"Nessuna ricompensa" Solo per Misericordia

Presentato il film del regista Leandro Giribaldi dedicato alla confraternita. Otto secoli di dedizione al soccorso dei malati, dei feriti e dei bisognosi

di Giovanni Bogani

La storia della Misericordia. Cioè di quel gruppo di uomini che, da secoli, si occupano di soccorrere e curare chi sta male, chi soffre, chi è ammalato. Persone profondamente umane, anche se vestite in quel modo un po’ inquietante: un telo e un cappuccio, che lasciava scoperti solo due buchi per gli occhi. Ma sono stati questi strani figuri incappucciati a costituire il primo esempio di solidarietà organizzata, di compassione, di cura, di sostegno agli altri esseri umani.

Su questa storia – la storia della Confraternita della Misericordia – è stato presentato ieri sera al Mad–Murate Art District "Nessuna ricompensa", il film di Leandro Giribaldi, prodotto da Leone Multimedia, che racconta otto secoli di storia della confraternita. Il titolo riassume il principio fondamentale di tutti coloro che, per secoli, hanno soccorso malati, feriti, bisognosi. Non per ricevere qualcosa in cambio: non per denaro, ma per puro senso di carità. Cristiana, certamente. Ma, prima di tutto, umana.Questa è la vera misericordia: avere spazio nel proprio cuore per qualcun altro. E per questo si è chiamata Misericordia, la congregazione di "fratelli" provenienti da tutte le classi sociali che, in modo rigorosamente anonimo, hanno salvato le vite di milioni di uomini.

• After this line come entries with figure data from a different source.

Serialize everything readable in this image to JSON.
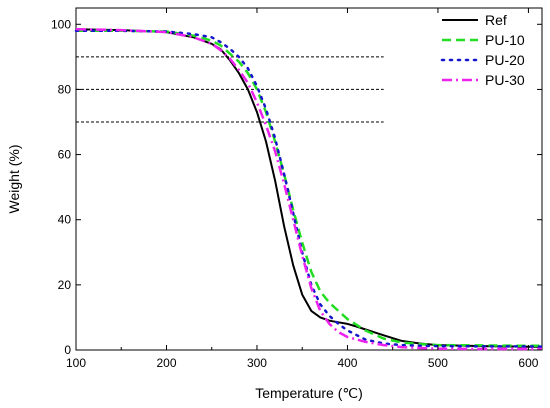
{
  "chart_data": {
    "type": "line",
    "xlabel": "Temperature (℃)",
    "ylabel": "Weight (%)",
    "xlim": [
      100,
      615
    ],
    "ylim": [
      0,
      105
    ],
    "xticks": [
      100,
      200,
      300,
      400,
      500,
      600
    ],
    "yticks": [
      0,
      20,
      40,
      60,
      80,
      100
    ],
    "x_tick_labels": [
      "100",
      "200",
      "300",
      "400",
      "500",
      "600"
    ],
    "y_tick_labels": [
      "0",
      "20",
      "40",
      "60",
      "80",
      "100"
    ],
    "legend_position": "top-right",
    "reference_lines": [
      {
        "y": 90,
        "x_range": [
          100,
          440
        ]
      },
      {
        "y": 80,
        "x_range": [
          100,
          440
        ]
      },
      {
        "y": 70,
        "x_range": [
          100,
          440
        ]
      }
    ],
    "series": [
      {
        "name": "Ref",
        "color": "#000000",
        "style": "solid",
        "x": [
          100,
          150,
          200,
          230,
          250,
          260,
          270,
          280,
          290,
          300,
          310,
          320,
          330,
          340,
          350,
          360,
          370,
          380,
          390,
          400,
          410,
          420,
          440,
          460,
          480,
          500,
          550,
          600,
          615
        ],
        "y": [
          98.5,
          98.2,
          97.6,
          96.0,
          94.0,
          92.3,
          89.0,
          85.0,
          80.0,
          73.0,
          64.0,
          52.0,
          38.0,
          26.0,
          17.0,
          12.0,
          10.0,
          9.0,
          8.5,
          8.0,
          7.2,
          6.3,
          4.5,
          2.8,
          2.0,
          1.5,
          1.2,
          1.0,
          1.0
        ]
      },
      {
        "name": "PU-10",
        "color": "#22dd22",
        "style": "dashed",
        "x": [
          100,
          150,
          200,
          230,
          250,
          260,
          270,
          280,
          290,
          300,
          310,
          320,
          330,
          340,
          350,
          360,
          370,
          380,
          390,
          400,
          420,
          440,
          460,
          480,
          500,
          550,
          600,
          615
        ],
        "y": [
          98.0,
          98.0,
          97.8,
          96.5,
          95.0,
          93.5,
          91.0,
          88.5,
          85.0,
          80.0,
          73.0,
          64.0,
          54.0,
          43.0,
          33.0,
          24.0,
          18.0,
          14.5,
          12.0,
          9.5,
          6.0,
          3.5,
          2.3,
          1.8,
          1.5,
          1.4,
          1.3,
          1.3
        ]
      },
      {
        "name": "PU-20",
        "color": "#1515cc",
        "style": "dotted",
        "x": [
          100,
          150,
          200,
          230,
          250,
          260,
          270,
          280,
          290,
          300,
          310,
          320,
          330,
          340,
          350,
          360,
          370,
          380,
          390,
          400,
          420,
          440,
          460,
          480,
          500,
          550,
          600,
          615
        ],
        "y": [
          98.0,
          98.0,
          97.8,
          97.0,
          96.0,
          94.5,
          92.5,
          90.0,
          86.5,
          81.0,
          74.0,
          65.0,
          54.0,
          42.0,
          30.0,
          20.0,
          14.0,
          10.5,
          8.0,
          6.0,
          3.2,
          2.0,
          1.5,
          1.3,
          1.2,
          1.1,
          1.1,
          1.0
        ]
      },
      {
        "name": "PU-30",
        "color": "#ee22ee",
        "style": "dashdot",
        "x": [
          100,
          150,
          200,
          230,
          250,
          260,
          270,
          280,
          290,
          300,
          310,
          320,
          330,
          340,
          350,
          360,
          370,
          380,
          390,
          400,
          420,
          440,
          460,
          480,
          500,
          550,
          600,
          615
        ],
        "y": [
          98.5,
          98.2,
          97.6,
          96.0,
          94.0,
          92.0,
          89.5,
          86.0,
          82.0,
          76.0,
          69.0,
          61.0,
          51.0,
          40.0,
          29.0,
          19.0,
          12.0,
          8.0,
          5.5,
          4.0,
          2.5,
          1.5,
          0.9,
          0.6,
          0.4,
          0.3,
          0.3,
          0.3
        ]
      }
    ]
  }
}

Raccontato dalla voce dell’attore Fabio Baronti, diretto da Leandro Giribaldi – autore di film sugli Angeli del fango dell’Alluvione di Firenze, sul pittore Giovanni Fattori e sugli altri Macchiaioli, sulle avanguardie artistiche del Novecento a Firenze – il film racconta in meno di un’ora la storia di un’istituzione che risale al Duecento.

La data ufficiale della fondazione della Misericordia è il 1244, per volontà di un frate domenicano, Pietro da Verona. Un frate appassionato, grazie al quale la confraternita si dedicò ad assistere i malati, a dar da mangiare agli affamati, ad alloggiare i pellegrini, a visitare gli infermi e a seppellire i morti. Un secolo dopo, nel 1348, la prova più tremenda. Far fronte alla alla peste di Firenze, quella descritta dal "Decameron" di Giovanni Boccaccio, che spazzò via metà della popolazione di Firenze. I confratelli si dedicarono a trasportare i malati sulle loro spalle, o con la "zana", una specie di cesta di vimini dove sistemavano il malato, trasportandolo come uno zaino. La storia di questi incappucciati benevoli prosegue, attraverso i secoli. Fra il 1915 e il 1918 saranno da accogliere i malati e i feriti della Prima guerra mondiale: poi quelli della seconda. E nei secoli, il soccorso e le cure rimarranno sempre gratuite. Perché il principio, importantissimo, è sempre quello: non si fa per soldi. Si fa perché si crede che ogni uomo abbia diritto a essere salvato.